2 comments

  • alyt 3 days ago
    > Does this actually work? Yeah, somewhat! Could it create scripts that erase your drive? Maybe! Good luck!

    Love the transparency lol.

    Cool idea though! I imagine the "erase your hard drive" risk could be mitigated pretty well by adding an extra LLM step to double-check the generated script and explain each part of it (maybe add an `# explanatory comment` at the end of each line), and then an extra human step to confirm before executing the script.

  • statico 3 days ago
    Hey folks, a few days ago I wondered: Given all this LLM availability, why can’t I write shell scripts like this?

      #!/usr/bin/env llmscript
      
      Count all files in the current directory and its subdirectories
      Group them by file extension
      Print a summary showing the count for each extension
      Sort the results by count in descending order
    
    So I made it a reality in an evening an it kinda works: https://github.com/statico/llmscript

    It generates a script and a test suite, and then it attempts to fix the script until it passes the tests.

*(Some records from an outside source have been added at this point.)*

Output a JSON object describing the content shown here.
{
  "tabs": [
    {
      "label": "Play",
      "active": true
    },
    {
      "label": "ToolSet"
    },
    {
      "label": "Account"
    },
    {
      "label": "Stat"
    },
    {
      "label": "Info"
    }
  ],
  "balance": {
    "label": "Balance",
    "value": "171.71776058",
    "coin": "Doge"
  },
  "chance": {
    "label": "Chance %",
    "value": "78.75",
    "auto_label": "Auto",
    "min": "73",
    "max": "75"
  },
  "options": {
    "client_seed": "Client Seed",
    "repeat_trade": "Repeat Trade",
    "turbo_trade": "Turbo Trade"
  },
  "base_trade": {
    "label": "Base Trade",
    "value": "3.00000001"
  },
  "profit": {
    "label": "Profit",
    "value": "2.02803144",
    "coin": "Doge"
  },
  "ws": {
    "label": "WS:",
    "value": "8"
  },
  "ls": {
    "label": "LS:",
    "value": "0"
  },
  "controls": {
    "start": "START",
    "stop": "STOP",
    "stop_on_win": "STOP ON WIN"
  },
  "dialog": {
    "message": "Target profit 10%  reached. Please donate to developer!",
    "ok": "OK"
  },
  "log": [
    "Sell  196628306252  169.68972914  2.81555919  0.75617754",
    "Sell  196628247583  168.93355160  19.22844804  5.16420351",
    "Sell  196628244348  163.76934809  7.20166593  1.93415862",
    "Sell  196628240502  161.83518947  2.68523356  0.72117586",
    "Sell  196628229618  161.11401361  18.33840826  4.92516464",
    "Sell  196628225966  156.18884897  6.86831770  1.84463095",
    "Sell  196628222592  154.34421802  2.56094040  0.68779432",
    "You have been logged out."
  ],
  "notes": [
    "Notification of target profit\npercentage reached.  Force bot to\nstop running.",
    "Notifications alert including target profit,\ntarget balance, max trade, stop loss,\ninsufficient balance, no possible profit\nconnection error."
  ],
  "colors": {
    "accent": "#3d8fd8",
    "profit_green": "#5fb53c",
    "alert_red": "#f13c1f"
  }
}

    It’s written in Go, but I hardly know Go, and used Cursor to generate most of it in a few hours. It works with Ollama and Claude, and I added support for OpenAI but haven’t tested it. You can also run it in Docker if you want to sandbox it.

    • skydhash 3 days ago
      > Given all this LLM availability, why can’t I write shell scripts like this?

      Because it’s more optimal to generate the script once, then run it everywhere, even on resources constrained devices.